I nodded. ‘She’s in a secure mental unit now.’

‘Noooo!’ She gasped. ‘Why?’

I shook my head and blushed. ‘I don’t know.’

She patted my hand. Her smile looked both sympathetic and confused. ‘Oh, by the way I’m Dorothy, but call me Dot or Dottie if you like. Most people think I’m dotty these days ... Oh sorry. That was ...’ A harsh cackle bent her in two for a moment and she punched her chest. ‘Just can’t seem to shake this summer cold.’

‘Did you know Vivienne? When she was a girl, I mean.’

‘Not well, she’s a decade younger than me. Everyone knew of ’er, though. She were just that kinda girl, if you know what I mean. Such a pretty face. She were always doin’ stuff: school plays and the like. Me younger sister woulda known ’er better, of course. She always wore a smile, Viv I means, but I could tell she weren’t too ’appy. All airs and graces, mind you and too finely polished for the likes of us council estate kids. She got into this fancy bally school in Londin and we only saw her in the holidays affer that.’

‘Did she have any friends here? People she’d talk too.’

‘Well there’s that there Clive at the New Age shop. He'd be her best friend, been thick as thieves for years. Scott knows Clive.’

I nodded. ‘I’ve met him. He seems ...’

‘Loud, camp ... but his heart's in the right place.’

Dorothy’s shoulders rose and fell with each breath. When Scott arrived with the tea I saw a complete change in the woman. She sat straighter, her eyes sparkled and her face widened into a smile. ‘Thank you, me lover,’ she said, taking the mug of steaming liquid and sniffing it. ‘Gert lush after a long, hard day.’

‘How was work, Mum?

‘Same ole same ole,’ she said dismissively.
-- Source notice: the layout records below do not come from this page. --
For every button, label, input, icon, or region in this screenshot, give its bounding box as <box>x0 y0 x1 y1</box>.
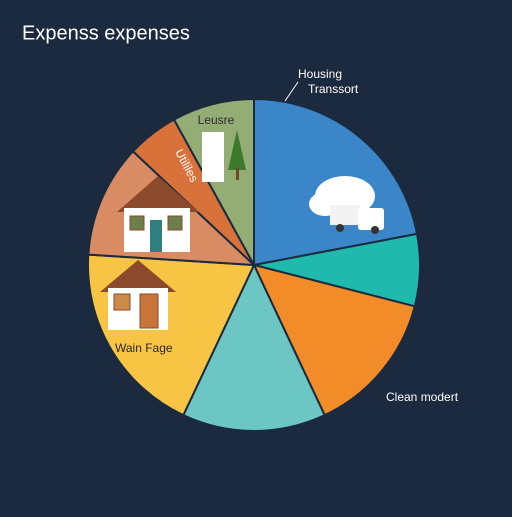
tree <box>228 130 246 170</box>
house-door <box>139 293 159 329</box>
slice-label: Wain Fage <box>115 341 173 355</box>
house-roof <box>100 260 176 292</box>
house-roof <box>117 176 199 212</box>
tree-trunk <box>236 168 239 180</box>
slice-label: Leusre <box>198 113 235 127</box>
pie-slice <box>181 262 327 432</box>
house-window <box>113 293 131 311</box>
truck-wheel <box>336 224 344 232</box>
chart-title: Expenss expenses <box>22 22 190 44</box>
illustrations <box>100 130 384 330</box>
building <box>202 132 224 182</box>
house-window <box>129 215 145 231</box>
house-door <box>150 220 162 252</box>
pie-slice <box>252 263 417 417</box>
slice-label: Clean modert <box>386 390 459 404</box>
slice-label: Transsort <box>308 82 359 96</box>
truck-body <box>330 205 360 225</box>
leader-line <box>284 81 299 102</box>
slice-label: Housing <box>298 67 342 81</box>
truck-cab <box>358 208 384 230</box>
truck-wheel <box>371 226 379 234</box>
house-window <box>167 215 183 231</box>
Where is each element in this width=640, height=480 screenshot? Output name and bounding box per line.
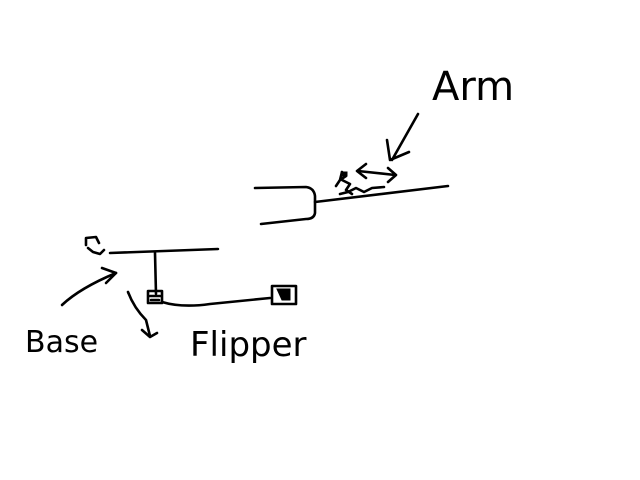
arm-beam	[313, 184, 450, 204]
arm-pointer-arrow	[385, 112, 420, 162]
arm-gripper-icon	[334, 170, 386, 196]
base-bracket	[84, 235, 106, 256]
base-pointer-arrow	[60, 266, 118, 307]
arm-bracket	[253, 185, 317, 226]
base-top-beam	[108, 247, 220, 255]
base-label: Base	[25, 325, 98, 360]
double-arrow-icon	[355, 162, 398, 184]
rotation-arrow-icon	[126, 290, 159, 339]
flipper-label: Flipper	[190, 325, 307, 365]
flipper-beam	[160, 296, 272, 307]
arm-assembly	[253, 112, 450, 226]
arm-label: Arm	[432, 64, 514, 110]
flipper-pivot-icon	[146, 289, 164, 305]
base-vertical-post	[153, 251, 158, 296]
flipper-end-icon	[270, 284, 298, 306]
base-assembly	[60, 235, 298, 339]
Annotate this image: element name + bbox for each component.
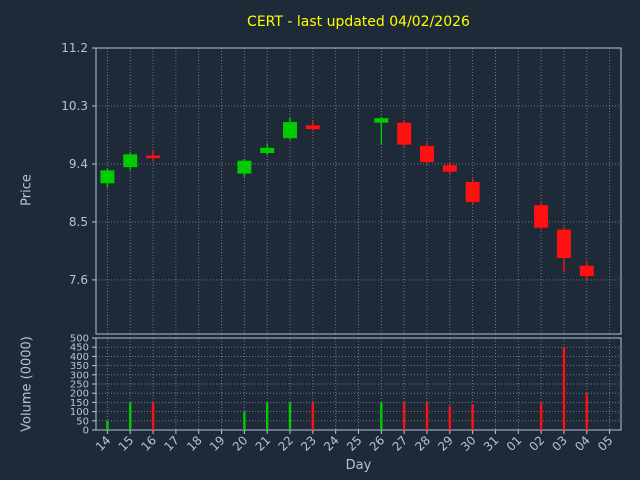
volume-bar bbox=[448, 406, 452, 430]
x-tick-label: 21 bbox=[253, 433, 274, 454]
volume-tick-label: 400 bbox=[70, 352, 89, 363]
candle-body bbox=[579, 265, 594, 277]
x-tick-label: 23 bbox=[298, 433, 319, 454]
candle-body bbox=[442, 165, 457, 172]
x-tick-label: 14 bbox=[93, 433, 114, 454]
volume-bar bbox=[265, 402, 269, 430]
price-tick-label: 9.4 bbox=[69, 157, 88, 171]
x-tick-label: 01 bbox=[504, 433, 525, 454]
candle-body bbox=[374, 118, 389, 123]
x-tick-label: 03 bbox=[549, 433, 570, 454]
x-tick-label: 28 bbox=[412, 433, 433, 454]
volume-bar bbox=[288, 402, 292, 430]
volume-tick-label: 0 bbox=[83, 426, 89, 437]
x-tick-label: 24 bbox=[321, 433, 342, 454]
volume-bar bbox=[151, 402, 155, 430]
volume-tick-label: 150 bbox=[70, 398, 89, 409]
x-tick-label: 05 bbox=[595, 433, 616, 454]
volume-tick-label: 100 bbox=[70, 407, 89, 418]
volume-bar bbox=[311, 402, 315, 430]
x-tick-label: 19 bbox=[207, 433, 228, 454]
candle-body bbox=[123, 154, 138, 168]
volume-bar bbox=[471, 404, 474, 430]
candle-body bbox=[419, 145, 434, 163]
volume-bar bbox=[129, 402, 132, 430]
x-tick-label: 02 bbox=[527, 433, 548, 454]
volume-tick-label: 500 bbox=[70, 334, 89, 345]
volume-tick-label: 50 bbox=[76, 416, 89, 427]
volume-bar bbox=[425, 402, 429, 430]
volume-bar bbox=[380, 402, 383, 430]
volume-tick-label: 300 bbox=[70, 370, 89, 381]
candle-body bbox=[146, 155, 161, 159]
x-tick-label: 30 bbox=[458, 433, 479, 454]
candle-body bbox=[556, 229, 571, 258]
day-axis-label: Day bbox=[345, 458, 372, 473]
x-tick-label: 16 bbox=[138, 433, 159, 454]
candle-body bbox=[465, 181, 480, 202]
chart-title: CERT - last updated 04/02/2026 bbox=[247, 14, 470, 30]
x-tick-label: 18 bbox=[184, 433, 205, 454]
x-tick-label: 20 bbox=[230, 433, 251, 454]
candle-body bbox=[237, 160, 252, 174]
volume-tick-label: 250 bbox=[70, 380, 89, 391]
candle-body bbox=[534, 205, 549, 228]
x-tick-label: 22 bbox=[275, 433, 296, 454]
volume-tick-label: 450 bbox=[70, 343, 89, 354]
price-panel-border bbox=[95, 47, 622, 335]
candle-body bbox=[260, 147, 275, 153]
x-tick-label: 26 bbox=[367, 433, 388, 454]
price-tick-label: 8.5 bbox=[69, 215, 88, 229]
candle-body bbox=[283, 122, 298, 139]
x-tick-label: 25 bbox=[344, 433, 365, 454]
x-tick-label: 27 bbox=[390, 433, 411, 454]
volume-bar bbox=[562, 347, 566, 430]
x-tick-label: 15 bbox=[116, 433, 137, 454]
candle-body bbox=[100, 170, 115, 184]
price-tick-label: 10.3 bbox=[61, 99, 88, 113]
volume-bar bbox=[402, 402, 406, 430]
x-tick-label: 31 bbox=[481, 433, 502, 454]
candle-body bbox=[305, 125, 320, 130]
candle-body bbox=[397, 122, 412, 145]
volume-bar bbox=[243, 411, 246, 430]
volume-tick-label: 200 bbox=[70, 389, 89, 400]
volume-panel-border bbox=[95, 337, 622, 431]
volume-axis-label: Volume (0000) bbox=[19, 336, 35, 432]
x-tick-label: 29 bbox=[435, 433, 456, 454]
volume-tick-label: 350 bbox=[70, 361, 89, 372]
price-tick-label: 7.6 bbox=[69, 273, 88, 287]
volume-bar bbox=[585, 393, 588, 430]
x-tick-label: 04 bbox=[572, 433, 593, 454]
volume-bar bbox=[539, 402, 543, 430]
price-axis-label: Price bbox=[19, 174, 35, 206]
volume-bar bbox=[106, 420, 109, 430]
x-tick-label: 17 bbox=[161, 433, 182, 454]
price-tick-label: 11.2 bbox=[61, 41, 88, 55]
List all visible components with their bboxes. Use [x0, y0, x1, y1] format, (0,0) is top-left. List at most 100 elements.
‘What do you do, Dottie?’ I asked.

‘Nurse.’

Dorothy sipped her tea and relaxed into the chair. Scott passed me a black coffee and sat, cross legged, on the grass. I sighed as I felt my eyelids grow heavy again. I thought of Chrissie and my heart raced, my shoulders shook and I stared at the blades of grass, trying to control the adrenaline rush.

‘Look, sorry. I’d better run. Chrissie might be worried.’

‘You can use our phone,’ Dorothy offered.

‘Thanks, but I’d better go.’

‘Okay then. Come back for tea. Scott’s a great cook, though I may be biased. How’s about Thursday?’

‘I, I, I don’t know.’

‘What’s wrong?’ Dorothy asked, staring at me.

I shook my head. ‘Nothing.’ I grinned. ‘I’m crap at making arrangements to do stuff.’

She laughed and nodded.

‘I’ll walk you to the door,’ Scott said.

‘Thank you.’ I stood up, smiled at Dorothy and glanced at the tree. Its branches seemed to open out as if expecting a hug. ‘Actually, you know what? Thursday would be great,’ I said, still facing the tree.

‘Do you want to bring Chrissie?’ Scott asked.

It took a moment for me to answer. Did I want to bring Chrissie? Chrissie would take the focus off me – always the centre of attention and some time away from ... all that would be a relief. Time to think. ‘No ... thank you,’ I said. My eyes met his and he seemed to understand.